BEIJING (Reuters) – China’s new yuan lending is expected to rise in September from August, a Reuters poll shows, as the central bank seeks to stimulate an economy hampered by a property crisis and a resurgence in COVID cases. -19.
Chinese banks are estimated to have issued 1.8 trillion yuan ($253.04 billion) in net new yuan loans last month, up from 1.25 trillion yuan in August according to the survey’s median estimate. 24 economists.
That would be higher than the 1.66 trillion yuan issued the same month a year earlier.
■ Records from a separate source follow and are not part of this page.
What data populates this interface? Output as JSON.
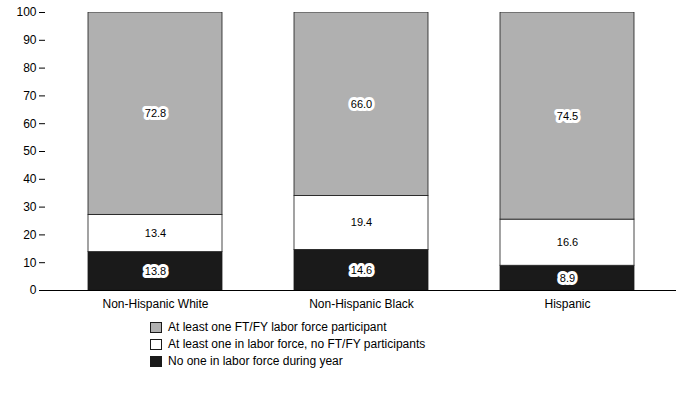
{
  "chart_data": {
    "type": "bar",
    "stacked": true,
    "data_labels": true,
    "grid": false,
    "legend": "bottom",
    "categories": [
      "Non-Hispanic White",
      "Non-Hispanic Black",
      "Hispanic"
    ],
    "series": [
      {
        "name": "No one in labor force during year",
        "color": "#1a1a1a",
        "values": [
          13.8,
          14.6,
          8.9
        ],
        "value_labels": [
          "13.8",
          "14.6",
          "8.9"
        ]
      },
      {
        "name": "At least one in labor force, no FT/FY participants",
        "color": "#ffffff",
        "values": [
          13.4,
          19.4,
          16.6
        ],
        "value_labels": [
          "13.4",
          "19.4",
          "16.6"
        ]
      },
      {
        "name": "At least one FT/FY labor force participant",
        "color": "#b0b0b0",
        "values": [
          72.8,
          66.0,
          74.5
        ],
        "value_labels": [
          "72.8",
          "66.0",
          "74.5"
        ]
      }
    ],
    "ylim": [
      0,
      100
    ],
    "yticks": [
      0,
      10,
      20,
      30,
      40,
      50,
      60,
      70,
      80,
      90,
      100
    ]
  }
}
The world’s second-largest economy has gained momentum in recent months after narrowly escaping a contraction in the second quarter, but the recovery remains shallow as COVID outbreaks and a deepening housing crisis weigh on the outlook.
China’s central bank said in late September it would step up efforts to shore up an economic recovery, citing a host of risks to the global economy while pledging to implement prudent monetary policy and maintain reasonably ample liquidity. .
In August, the central bank cut the one-year loan prime rate (LPR), its benchmark lending rate, by 5 basis points, and lowered the five-year LPR by a larger margin.
The central bank also cut the interest rate on housing provident fund loans by 15 basis points for first-time homebuyers from October 1, suggesting there is an urgent need for policymakers to support the struggling real estate market.
China has also allowed some local governments to ease the floor on mortgage rates for first-time home buyers.
Outstanding yuan loans are expected to rise 10.9 percent in September from a year earlier, similar to August, according to the survey. Broad M2 money supply growth in September was estimated at 12.1%, down from 12.2% in August.
As the central bank faces limited room to ease policy amid concerns over capital flight, authorities are stepping up efforts to bolster infrastructure, dusting off an old playbook by issuing debt to fund major public works projects to revive the economy.
Local governments issued a net 3.52 trillion yuan of special bonds in the first eight months, according to data from the Ministry of Finance, as authorities accelerated the issuance of special infrastructure bonds to to support the economy.
Any acceleration in government bond issuance could help boost total social finance (TSF), a large measure of credit and liquidity. TSF outstandings increased by 10.5% in August against 10.7% in July.
In September, the TSF is expected to reach 2.73 trillion yuan from 2.43 trillion yuan in August.